Like IBM and Google, Rigetti's quantum systems are based on superconducting qubits, which are mounted in arrays on a processor where they are coupled and controlled thanks to microwave pulses. Qubits are also connected to a resonator and associated wiring, which enables the system to encode, manipulate and read out quantum information.
Qubits come with special quantum properties that are expected to lend quantum computers unprecedented computational power. But for that to happen, processors will need to pack a significant number of qubits – far more than they currently do.
For quantum computers to start generating very early value, experts anticipate that at least 1,000 qubits will be necessary; and a million qubits is often cited as the threshold for most useful applications. In contrast, the most powerful quantum processors currently support less than 100 qubits.
Scaling up the number of qubits sitting on a single processor, however, is difficult. This is mostly due to the fragility of qubits, which need to be kept in ultra-protected environments that are colder than outer space to ensure that they remain in their quantum state. More qubits on a chip, therefore, inevitably mean more potential for failure and lower manufacturing yields.
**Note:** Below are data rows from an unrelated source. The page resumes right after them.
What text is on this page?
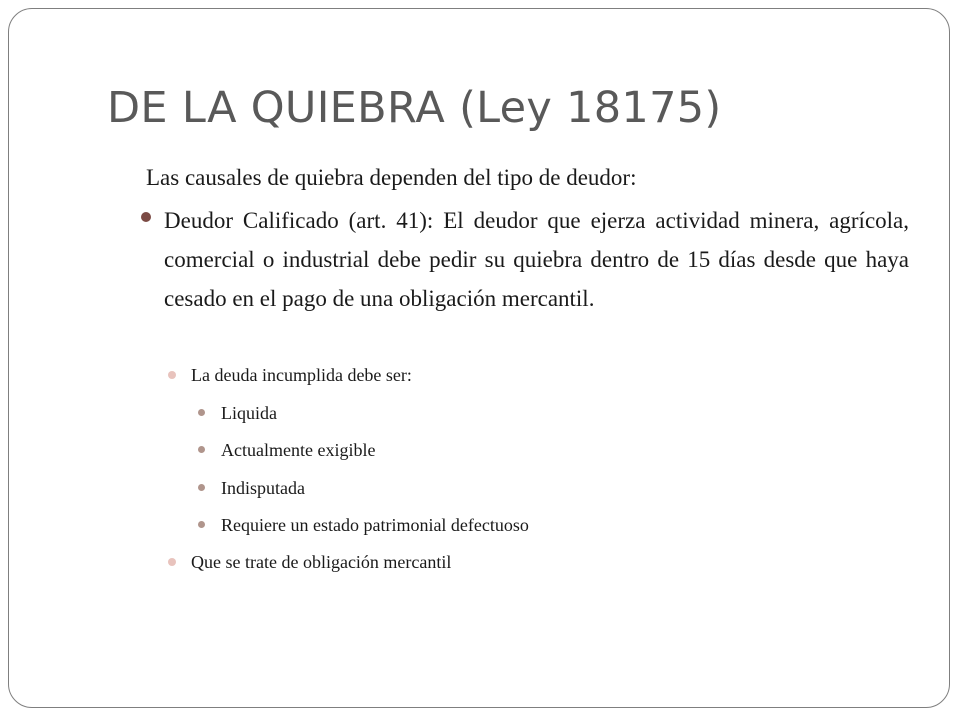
DE LA QUIEBRA (Ley 18175)
Las causales de quiebra dependen del tipo de deudor:
Deudor Calificado (art. 41): El deudor que ejerza actividad minera, agrícola, comercial o industrial debe pedir su quiebra dentro de 15 días desde que haya cesado en el pago de una obligación mercantil.
La deuda incumplida debe ser:
Liquida
Actualmente exigible
Indisputada
Requiere un estado patrimonial defectuoso
Que se trate de obligación mercantil
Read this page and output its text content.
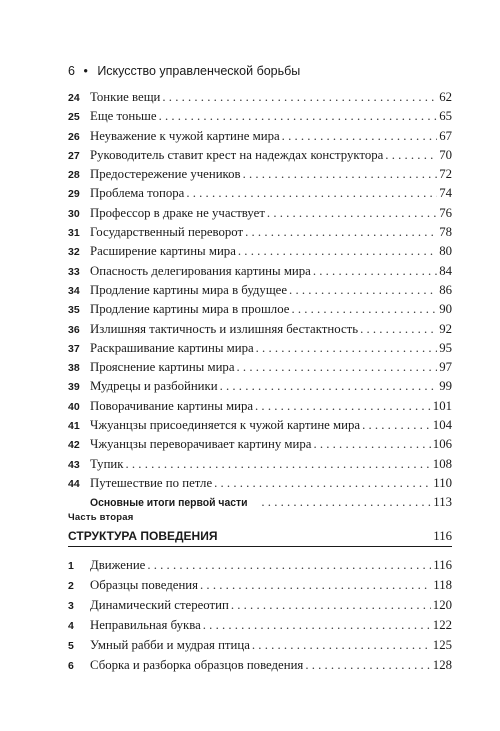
6 • Искусство управленческой борьбы
24 Тонкие вещи . . .	62
25 Еще тоньше . . .	65
26 Неуважение к чужой картине мира . . .	67
27 Руководитель ставит крест на надеждах конструктора . . .	70
28 Предостережение учеников . . .	72
29 Проблема топора . . .	74
30 Профессор в драке не участвует . . .	76
31 Государственный переворот . . .	78
32 Расширение картины мира . . .	80
33 Опасность делегирования картины мира . . .	84
34 Продление картины мира в будущее . . .	86
35 Продление картины мира в прошлое . . .	90
36 Излишняя тактичность и излишняя бестактность . . .	92
37 Раскрашивание картины мира . . .	95
38 Прояснение картины мира . . .	97
39 Мудрецы и разбойники . . .	99
40 Поворачивание картины мира . . .	101
41 Чжуанцзы присоединяется к чужой картине мира . . .	104
42 Чжуанцзы переворачивает картину мира . . .	106
43 Тупик . . .	108
44 Путешествие по петле . . .	110
Основные итоги первой части . . .	113
Часть вторая
СТРУКТУРА ПОВЕДЕНИЯ	116
1	Движение . . .	116
2	Образцы поведения . . .	118
3	Динамический стереотип . . .	120
4	Неправильная буква . . .	122
5	Умный рабби и мудрая птица . . .	125
6	Сборка и разборка образцов поведения . . .	128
Instead, Rigetti proposes to connect several identical processors, such as those that the company is already capable of reliably manufacturing, into a large-scale quantum processor.
"This modular approach exponentially reduces manufacturing complexity and allows for accelerated, predictable scaling," said the company.
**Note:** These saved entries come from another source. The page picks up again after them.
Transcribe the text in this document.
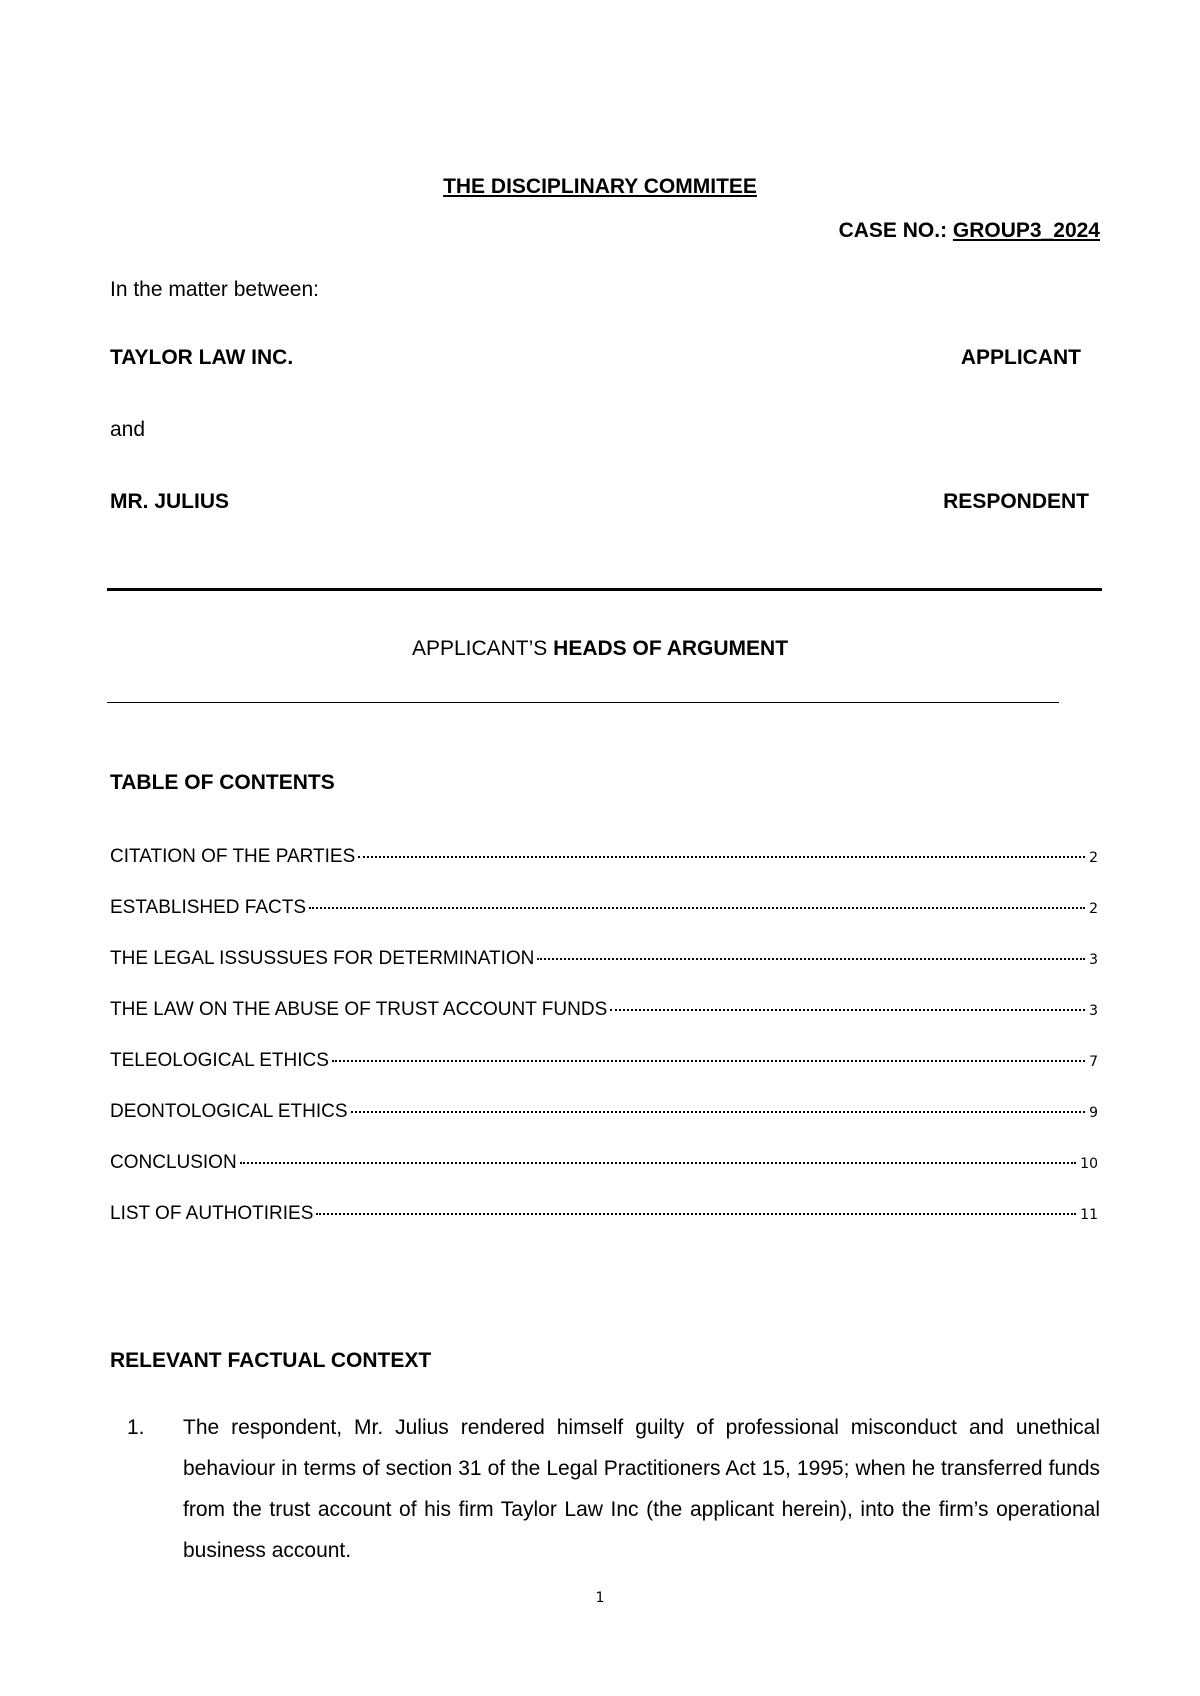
THE DISCIPLINARY COMMITEE
CASE NO.: GROUP3_2024
In the matter between:
TAYLOR LAW INC.	APPLICANT
and
MR. JULIUS	RESPONDENT
APPLICANT’S HEADS OF ARGUMENT
TABLE OF CONTENTS
CITATION OF THE PARTIES	2
ESTABLISHED FACTS	2
THE LEGAL ISSUSSUES FOR DETERMINATION	3
THE LAW ON THE ABUSE OF TRUST ACCOUNT FUNDS	3
TELEOLOGICAL ETHICS	7
DEONTOLOGICAL ETHICS	9
CONCLUSION	10
LIST OF AUTHOTIRIES	11
RELEVANT FACTUAL CONTEXT
1. The respondent, Mr. Julius rendered himself guilty of professional misconduct and unethical behaviour in terms of section 31 of the Legal Practitioners Act 15, 1995; when he transferred funds from the trust account of his firm Taylor Law Inc (the applicant herein), into the firm’s operational business account.
1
According to Rigetti, this will also enable future systems to scale in multiplicative ways, as individual chips increase their number of qubits, and new technologies enable more of these chips to be connected into larger processors.
With scale being a top priority for virtually every organization in the quantum ecosystem, Rigetti's new launch could well give the startup a competitive advantage, even in an industry crowded with tech giants the likes of Google, IBM, Microsoft and Amazon.
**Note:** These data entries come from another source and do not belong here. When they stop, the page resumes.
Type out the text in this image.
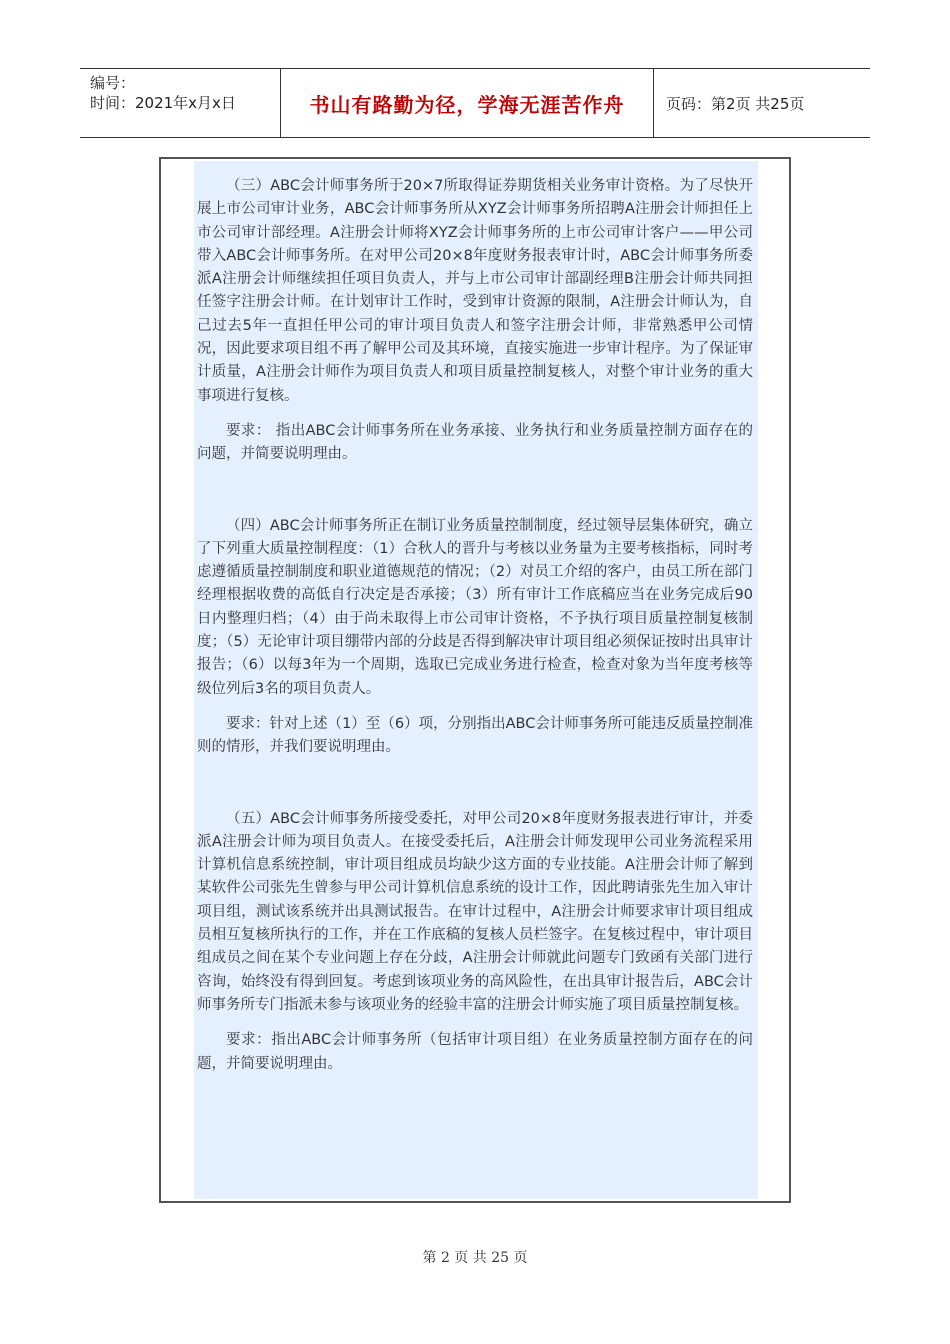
编号：
时间：2021年x月x日	书山有路勤为径，学海无涯苦作舟	页码：第2页 共25页

（三）ABC会计师事务所于20×7所取得证券期货相关业务审计资格。为了尽快开展上市公司审计业务，ABC会计师事务所从XYZ会计师事务所招聘A注册会计师担任上市公司审计部经理。A注册会计师将XYZ会计师事务所的上市公司审计客户——甲公司带入ABC会计师事务所。在对甲公司20×8年度财务报表审计时，ABC会计师事务所委派A注册会计师继续担任项目负责人，并与上市公司审计部副经理B注册会计师共同担任签字注册会计师。在计划审计工作时，受到审计资源的限制，A注册会计师认为，自己过去5年一直担任甲公司的审计项目负责人和签字注册会计师，非常熟悉甲公司情况，因此要求项目组不再了解甲公司及其环境，直接实施进一步审计程序。为了保证审计质量，A注册会计师作为项目负责人和项目质量控制复核人，对整个审计业务的重大事项进行复核。

要求： 指出ABC会计师事务所在业务承接、业务执行和业务质量控制方面存在的问题，并简要说明理由。

（四）ABC会计师事务所正在制订业务质量控制制度，经过领导层集体研究，确立了下列重大质量控制程度：（1）合秋人的晋升与考核以业务量为主要考核指标，同时考虑遵循质量控制制度和职业道德规范的情况；（2）对员工介绍的客户，由员工所在部门经理根据收费的高低自行决定是否承接；（3）所有审计工作底稿应当在业务完成后90日内整理归档；（4）由于尚未取得上市公司审计资格，不予执行项目质量控制复核制度；（5）无论审计项目绷带内部的分歧是否得到解决审计项目组必须保证按时出具审计报告；（6）以每3年为一个周期，选取已完成业务进行检查，检查对象为当年度考核等级位列后3名的项目负责人。

要求：针对上述（1）至（6）项，分别指出ABC会计师事务所可能违反质量控制准则的情形，并我们要说明理由。

（五）ABC会计师事务所接受委托，对甲公司20×8年度财务报表进行审计，并委派A注册会计师为项目负责人。在接受委托后，A注册会计师发现甲公司业务流程采用计算机信息系统控制，审计项目组成员均缺少这方面的专业技能。A注册会计师了解到某软件公司张先生曾参与甲公司计算机信息系统的设计工作，因此聘请张先生加入审计项目组，测试该系统并出具测试报告。在审计过程中，A注册会计师要求审计项目组成员相互复核所执行的工作，并在工作底稿的复核人员栏签字。在复核过程中，审计项目组成员之间在某个专业问题上存在分歧，A注册会计师就此问题专门致函有关部门进行咨询，始终没有得到回复。考虑到该项业务的高风险性，在出具审计报告后，ABC会计师事务所专门指派未参与该项业务的经验丰富的注册会计师实施了项目质量控制复核。

要求：指出ABC会计师事务所（包括审计项目组）在业务质量控制方面存在的问题，并简要说明理由。

第 2 页 共 25 页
IBM recently unveiled a roadmap for its quantum hardware that aims to build a 1,121-qubit device for release in 2023.
And smaller players are now emerging, often with the goal of exploring alternatives to superconducting qubits that might enable quantum computers to grow faster. UK start-up Quantum Motion, for instance, recently published the result of an experiment with qubits on silicon chips.
"There is a race to get from the tens of qubits that devices have today, to the thousands of qubits that future systems will require to solve real-world problems," said Amir Safavi-Naeini, assistant professor of applied physics at Stanford University. "Rigetti's modular approach demonstrates a very promising way of approaching these scales."
As demonstrated by Rigetti's latest announcement, new approaches, methods and technologies are constantly developing in the quantum ecosystem. It is unlikely that one clear way forward will stand out anytime soon.